On my Google exploration this morning I came across an interesting survey that was done this year by today.com and SELF Magazine which aimed to uncover some truths about what people really lie about to their partner when it comes to financials.
What the outcome was that 46% of people surveyed had acknowledged keeping money secrets from their partner.
Now in a country where one third of all marriages end in divorce, and money issues have been found to be highly correlated in divorce this does not pose well for the majority of the population.
I thought I would share with you some questions from the survey and my own answers. It may get you thinking about your own “fidelity” issues when it comes to money.
Some of the questions in the survey
At what point in a relationship do you disclose money issues such as a major credit card debt or an unsustainable mortgage?
For us it was when we started getting serious, mainly when we moved in together. Although in my case I was probably less forthcoming with my finances because of the amount of debt I had gotten myself into. I didn’t keep this from my partner because of any other reason that I was embarrassed and ashamed. It really all came out on both sides once we had to apply for a mortgage and since then I think (or I hope) we have both become a lot more open about what is going on.
If you’re married or living with your significant other, how do you and your partner manage your money?
We got married a year ago and now have a joint account which our mortgage and other major bills come out of, but we still maintain our own accounts. We have been a bit lazy but are aiming to move our accounts into one to simplify our banking.
How much money do you feel it’s ok to spend on a joint credit card or from a joint account without consulting your partner?
When it comes to our joint money we tend to say before we spend anything or let the other person know straight away. With me working from home now after losing my job I am finding it harder to spend any money on my own things although that is probably better because it has reigned in my spending!

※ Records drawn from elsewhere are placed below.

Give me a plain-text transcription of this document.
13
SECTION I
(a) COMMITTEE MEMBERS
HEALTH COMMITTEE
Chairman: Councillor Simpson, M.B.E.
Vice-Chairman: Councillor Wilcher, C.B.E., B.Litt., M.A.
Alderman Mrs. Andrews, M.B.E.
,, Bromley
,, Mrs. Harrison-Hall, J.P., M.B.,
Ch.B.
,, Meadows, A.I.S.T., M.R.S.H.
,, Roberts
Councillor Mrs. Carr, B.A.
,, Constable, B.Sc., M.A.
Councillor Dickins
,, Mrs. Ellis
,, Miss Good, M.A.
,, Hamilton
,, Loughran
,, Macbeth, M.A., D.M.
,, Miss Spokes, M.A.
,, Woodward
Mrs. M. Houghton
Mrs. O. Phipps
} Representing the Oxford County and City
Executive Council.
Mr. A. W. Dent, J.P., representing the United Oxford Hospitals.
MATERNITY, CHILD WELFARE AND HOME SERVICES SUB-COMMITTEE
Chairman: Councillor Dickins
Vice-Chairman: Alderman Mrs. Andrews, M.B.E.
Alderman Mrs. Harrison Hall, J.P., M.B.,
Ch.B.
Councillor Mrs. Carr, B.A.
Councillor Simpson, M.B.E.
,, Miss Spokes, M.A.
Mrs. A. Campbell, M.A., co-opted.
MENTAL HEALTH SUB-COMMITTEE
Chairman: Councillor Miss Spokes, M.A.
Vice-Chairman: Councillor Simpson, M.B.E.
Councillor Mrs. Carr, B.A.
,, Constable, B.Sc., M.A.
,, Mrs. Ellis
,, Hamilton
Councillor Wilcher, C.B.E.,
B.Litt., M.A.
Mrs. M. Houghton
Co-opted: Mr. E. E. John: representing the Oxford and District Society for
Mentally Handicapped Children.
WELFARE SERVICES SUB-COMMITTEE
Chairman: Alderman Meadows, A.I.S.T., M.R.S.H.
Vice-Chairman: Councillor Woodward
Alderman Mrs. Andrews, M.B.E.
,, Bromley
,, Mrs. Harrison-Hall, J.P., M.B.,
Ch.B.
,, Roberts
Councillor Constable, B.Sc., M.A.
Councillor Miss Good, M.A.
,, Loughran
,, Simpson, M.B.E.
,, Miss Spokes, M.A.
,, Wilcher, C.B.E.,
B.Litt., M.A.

Have you ever lied about purchases or finances?
I must say I am guilty on this one along with 32% of women in the survey who said that had hidden a purchase from their partner. Usually when he sees me wearing it he knows anyway. Women were nearly 50% more likely to hide purchases or receipts than men-hardly surprising since women tend to be shopaholics.
Do you think financial infidelity leads to sexual infidelity?

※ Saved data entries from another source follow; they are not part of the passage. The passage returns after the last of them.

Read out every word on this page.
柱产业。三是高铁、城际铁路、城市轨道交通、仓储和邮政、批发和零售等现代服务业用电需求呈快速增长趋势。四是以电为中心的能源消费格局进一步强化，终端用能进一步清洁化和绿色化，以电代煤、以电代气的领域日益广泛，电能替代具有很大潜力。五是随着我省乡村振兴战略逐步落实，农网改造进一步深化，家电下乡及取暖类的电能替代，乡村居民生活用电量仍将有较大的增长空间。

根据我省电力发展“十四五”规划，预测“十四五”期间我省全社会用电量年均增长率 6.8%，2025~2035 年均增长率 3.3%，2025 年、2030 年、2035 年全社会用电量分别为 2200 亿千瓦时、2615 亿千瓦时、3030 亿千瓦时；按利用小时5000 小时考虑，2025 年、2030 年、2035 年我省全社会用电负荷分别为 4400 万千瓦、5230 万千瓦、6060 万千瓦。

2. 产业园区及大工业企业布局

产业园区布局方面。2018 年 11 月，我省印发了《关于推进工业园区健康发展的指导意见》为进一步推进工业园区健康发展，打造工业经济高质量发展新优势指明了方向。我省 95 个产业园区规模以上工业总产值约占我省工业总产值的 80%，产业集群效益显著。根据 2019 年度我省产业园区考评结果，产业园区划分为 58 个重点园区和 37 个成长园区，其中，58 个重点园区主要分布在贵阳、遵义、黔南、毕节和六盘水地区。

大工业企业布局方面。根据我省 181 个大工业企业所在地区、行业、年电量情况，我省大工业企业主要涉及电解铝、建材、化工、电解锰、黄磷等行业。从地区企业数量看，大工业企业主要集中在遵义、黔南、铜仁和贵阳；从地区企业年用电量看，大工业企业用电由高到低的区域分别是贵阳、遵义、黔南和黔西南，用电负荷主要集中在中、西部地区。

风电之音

On first consideration I would say no, but when you look more closely where this could lead to a breakdown of trust you can understand why 1/3 f respondents said financial infidelity can lead to sexual infidelity. 63% of men and 70% of women think that honesty about money is as important as remaining monogamous.
The main problems
What the experts say about this survey is that the main problem is people feeling awkward about money and how to talk about it. Hiding a new bag or piece of clothing is hardly a problem, but when you are hiding serious money issues this could lead to many more woes and really is just a recipe for something bad to happen.
What you should do?
I found the survey results very interesting. Taking the time to think about the questions really enlightened me to the potential problems that could start to cause cracks in your relationship.
First things first you both need to be honest and frank when talking about money-something I am guilty of because I find it a really awkward topic.

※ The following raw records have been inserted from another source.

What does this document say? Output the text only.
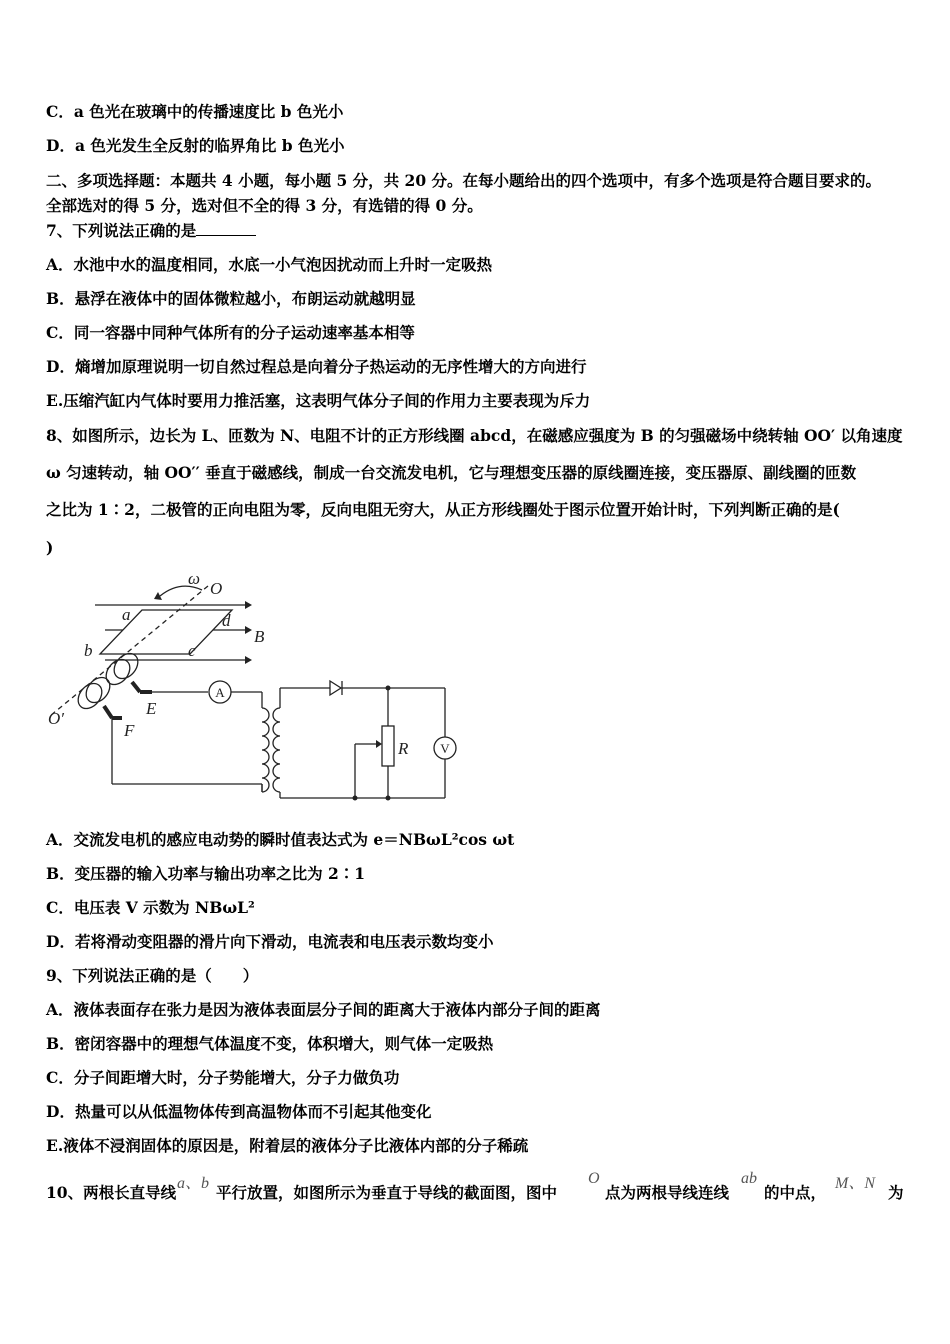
C．a 色光在玻璃中的传播速度比 b 色光小
D．a 色光发生全反射的临界角比 b 色光小
二、多项选择题：本题共 4 小题，每小题 5 分，共 20 分。在每小题给出的四个选项中，有多个选项是符合题目要求的。
全部选对的得 5 分，选对但不全的得 3 分，有选错的得 0 分。
7、下列说法正确的是
A．水池中水的温度相同，水底一小气泡因扰动而上升时一定吸热
B．悬浮在液体中的固体微粒越小，布朗运动就越明显
C．同一容器中同种气体所有的分子运动速率基本相等
D．熵增加原理说明一切自然过程总是向着分子热运动的无序性增大的方向进行
E.压缩汽缸内气体时要用力推活塞，这表明气体分子间的作用力主要表现为斥力
8、如图所示，边长为 L、匝数为 N、电阻不计的正方形线圈 abcd，在磁感应强度为 B 的匀强磁场中绕转轴 OO′ 以角速度
ω 匀速转动，轴 OO′′ 垂直于磁感线，制成一台交流发电机，它与理想变压器的原线圈连接，变压器原、副线圈的匝数
之比为 1∶2，二极管的正向电阻为零，反向电阻无穷大，从正方形线圈处于图示位置开始计时，下列判断正确的是(
)
ω
O
a	d
b	c
B
E
F
O′
R
A
V
A．交流发电机的感应电动势的瞬时值表达式为 e＝NBωL²cos ωt
B．变压器的输入功率与输出功率之比为 2∶1
C．电压表 V 示数为 NBωL²
D．若将滑动变阻器的滑片向下滑动，电流表和电压表示数均变小
9、下列说法正确的是（　　）
A．液体表面存在张力是因为液体表面层分子间的距离大于液体内部分子间的距离
B．密闭容器中的理想气体温度不变，体积增大，则气体一定吸热
C．分子间距增大时，分子势能增大，分子力做负功
D．热量可以从低温物体传到高温物体而不引起其他变化
E.液体不浸润固体的原因是，附着层的液体分子比液体内部的分子稀疏
10、两根长直导线 a、b 平行放置，如图所示为垂直于导线的截面图，图中
O
点为两根导线连线
ab
的中点， M、N 为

You need to set clear guidelines about expenses and how your money is going to be used. This is not for just one person to decide either.
Often one person in the household has control over financial matters which can lead to disagreements about unequal monetary status and decisions. Make sure you both have equal say and equal involvement.
If you are in some kind of financial trouble and are finding it hard to express to your partner it might be time to bring in some expert help either by way of a counsellor or financial adviser who can help you forge ahead with a new plan together and deal with the underlying issues.